This means Rollup increases Ethereum's TPS by 100 times in transfer scenarios. Similarly, according to Vitalik's calculations, in ERC20 transfers and Uniswap application scenarios, Ethereum's TPS can be expanded by 100-400 times under the same conditions.

The previous analysis has gone smoothly, but we overlooked an important issue similar to sidechain technology: how to prevent Rollup operators from fabricating data to steal assets? The Ethereum community proposed two solutions: ZK-Rollup using "validity proofs" and Optimistic Rollup using Plasma's "fraud proofs."

3. ZK-Rollup VS Optimistic Rollup

First, let's look at the ZK-Rollup solution that implements validity proofs.
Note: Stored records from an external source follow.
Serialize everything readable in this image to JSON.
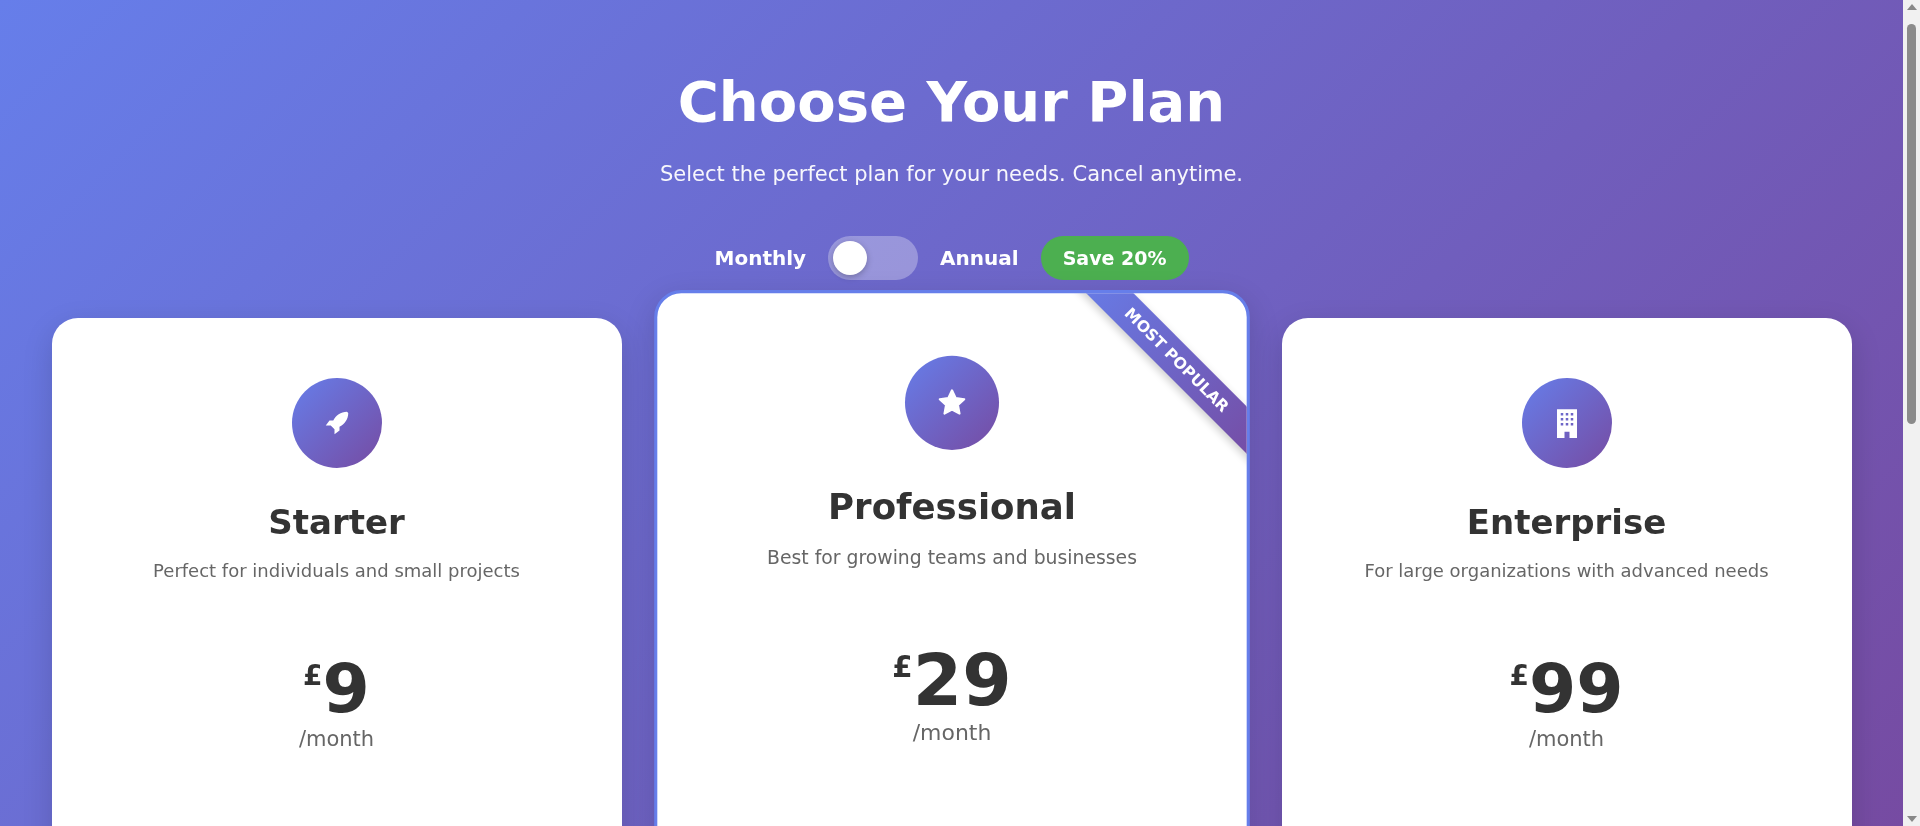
{
  "header": {
    "title": "Choose Your Plan",
    "subtitle": "Select the perfect plan for your needs. Cancel anytime."
  },
  "billing": {
    "left_label": "Monthly",
    "right_label": "Annual",
    "on": false,
    "badge": "Save 20%"
  },
  "plans": [
    {
      "name": "Starter",
      "description": "Perfect for individuals and small projects",
      "currency": "£",
      "price": "9",
      "period": "/month",
      "featured": false
    },
    {
      "name": "Professional",
      "description": "Best for growing teams and businesses",
      "currency": "£",
      "price": "29",
      "period": "/month",
      "featured": true,
      "ribbon": "MOST POPULAR"
    },
    {
      "name": "Enterprise",
      "description": "For large organizations with advanced needs",
      "currency": "£",
      "price": "99",
      "period": "/month",
      "featured": false
    }
  ]
}
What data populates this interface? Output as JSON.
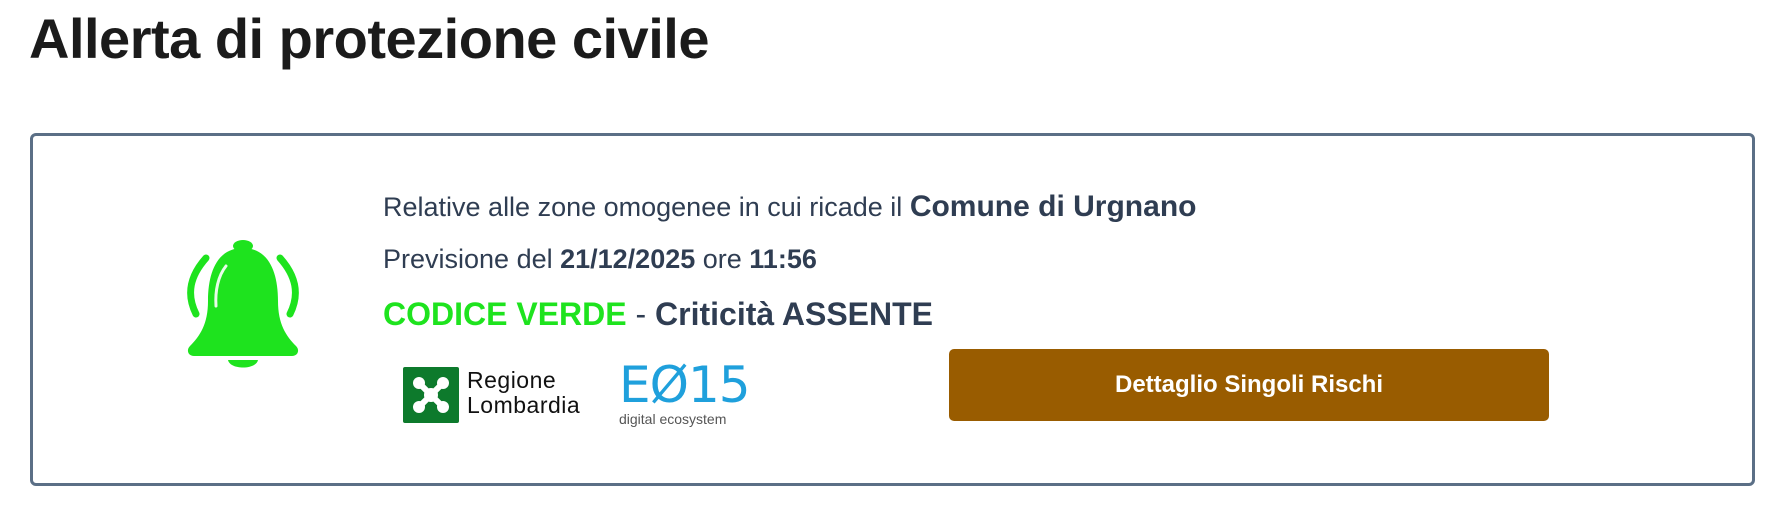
{
  "page": {
    "title": "Allerta di protezione civile"
  },
  "alert": {
    "zone_prefix": "Relative alle zone omogenee in cui ricade il ",
    "comune": "Comune di Urgnano",
    "forecast_prefix": "Previsione del ",
    "forecast_date": "21/12/2025",
    "forecast_time_prefix": " ore ",
    "forecast_time": "11:56",
    "code_label": "CODICE VERDE",
    "code_separator": " - ",
    "criticality": "Criticità ASSENTE",
    "bell_icon": "bell-icon",
    "code_color": "#1ee31e"
  },
  "logos": {
    "lombardia_line1": "Regione",
    "lombardia_line2": "Lombardia",
    "e015_mark": "EØ15",
    "e015_sub": "digital ecosystem"
  },
  "actions": {
    "detail_button_label": "Dettaglio Singoli Rischi",
    "detail_button_color": "#995c00"
  }
}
ZK-Rollup uses ZK-SNARK (Zero-Knowledge Succinct Non-Interactive Argument of Knowledge) to ensure the security of transactions.

"Zero-Knowledge Proof (ZKP)" was proposed by S. Goldwasser, S. Micali, and C. Rackoff in the early 1980s, referring to the ability of the prover to convince the verifier that a statement is true without providing any useful information.

A classic example: there is a circular corridor with a gap, where the exit and entrance are very close (within sight), but somewhere in the middle of the corridor, there is a door that can only be opened with a key. Alice wants to prove to Bob that she has the key to that door. Using zero-knowledge proof, Bob watches Alice enter the corridor from the entrance and then exit the corridor. At this point, Bob has not received any information about the key but can fully prove that Alice possesses it.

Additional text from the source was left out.